Period data type support in Teradata MultiLoad

Tools
Tools covers the tools and utilities you use to work with Teradata and its supporting ecosystem. You'll find information on everything from the Teradata Eclipse plug-in to load/extract tools.
Teradata Employee

Period data type support in Teradata MultiLoad

The Period data type is supported by Teradata Multiload as of TTU 13.0. A period represents an interval of time. It indicates when some particular event starts and when it ends. It has a beginning bound and an (optional) ending bound (the period is open if there is no ending bound). The beginning bound is defined by the value of a beginning element. The ending bound is defined by the value of an ending element. Those two elements of a period must be of the same type that is one of the three DateTime data types: DATE, TIME, or TIMESTAMP.

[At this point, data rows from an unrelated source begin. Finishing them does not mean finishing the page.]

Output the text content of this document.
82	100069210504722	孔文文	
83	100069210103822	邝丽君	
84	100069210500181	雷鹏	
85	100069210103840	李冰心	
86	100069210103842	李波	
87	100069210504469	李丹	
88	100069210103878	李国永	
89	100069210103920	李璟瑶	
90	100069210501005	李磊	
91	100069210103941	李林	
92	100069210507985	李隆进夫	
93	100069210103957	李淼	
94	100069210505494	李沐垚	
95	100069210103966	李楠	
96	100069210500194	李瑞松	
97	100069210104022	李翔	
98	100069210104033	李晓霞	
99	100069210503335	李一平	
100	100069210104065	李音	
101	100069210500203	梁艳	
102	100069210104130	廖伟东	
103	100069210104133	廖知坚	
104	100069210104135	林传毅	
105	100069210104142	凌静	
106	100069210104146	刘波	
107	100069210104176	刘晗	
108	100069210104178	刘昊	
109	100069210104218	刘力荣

A period is a value of a Period data type. Period data types are implemented internally as UDTs. However, the syntax and functions of Period data types closely follow the ANSI proposal and Period data types appear to the user as system-defined data types.

The five new Period data types that were introduced to TTU 13.0 MultiLoad are:

  • PERIOD(DATE)
  • PERIOD(TIME[(n)])
  • PERIOD(TIME[(n)] WITH TIME ZONE)
  • PERIOD(TIMESTAMP[(n)])
  • PERIOD(TIMESTAMP[(n)] WITH TIME ZONE) 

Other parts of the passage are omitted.